论文标题
Genaug:鉴定文本生成器的数据增强
GenAug: Data Augmentation for Finetuning Text Generators
论文作者
论文摘要
在本文中,我们调查了文本生成的数据增强,我们称之为Genaug。文本生成和语言建模是自然语言处理中的重要任务,并且对于低数据制度尤其具有挑战性。我们提出和评估各种增强方法,包括一些包含外部知识的方法,用于在Yelp评论的一部分中进行FINETUNTUNENETUNTUNTUNTUNTUN。我们还研究了增强量与生成文本的质量之间的关系。我们利用几个评估生成文本的重要方面的指标,包括其多样性和流利性。我们的实验表明,插入角色级合成噪声和用高nyms替换的关键字替代是有效的增强方法,并且世代的质量以大约是原始数据量的大约三倍的峰值提高到峰值。

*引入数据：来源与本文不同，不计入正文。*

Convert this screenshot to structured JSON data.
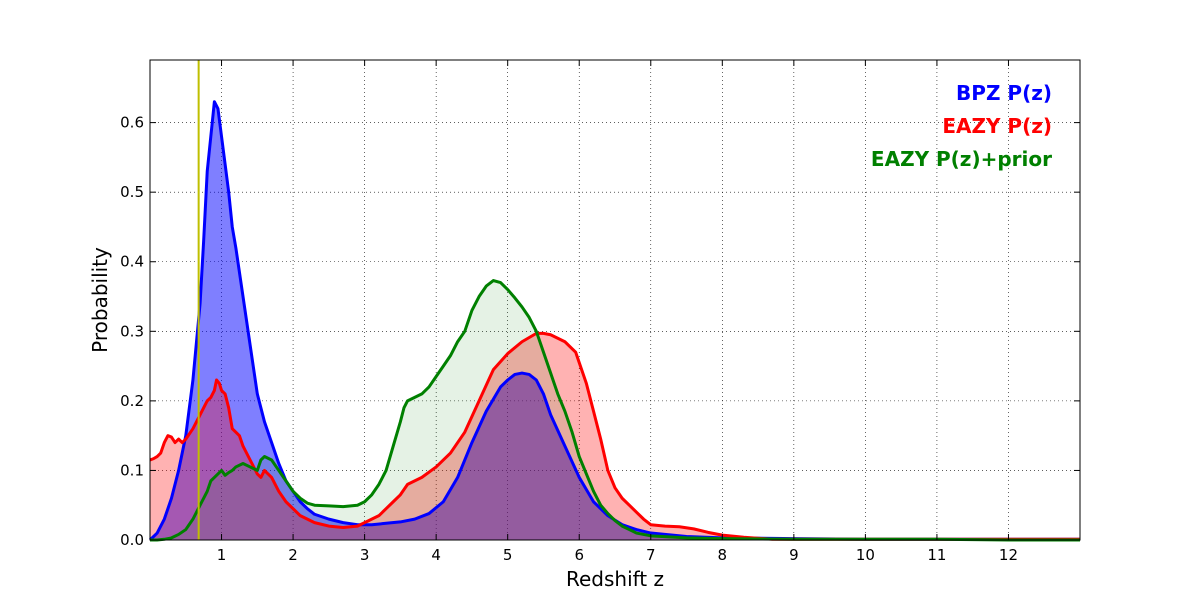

In this paper, we investigate data augmentation for text generation, which we call GenAug. Text generation and language modeling are important tasks within natural language processing, and are especially challenging for low-data regimes. We propose and evaluate various augmentation methods, including some that incorporate external knowledge, for finetuning GPT-2 on a subset of Yelp Reviews. We also examine the relationship between the amount of augmentation and the quality of the generated text. We utilize several metrics that evaluate important aspects of the generated text including its diversity and fluency. Our experiments demonstrate that insertion of character-level synthetic noise and keyword replacement with hypernyms are effective augmentation methods, and that the quality of generations improves to a peak at approximately three times the amount of original data.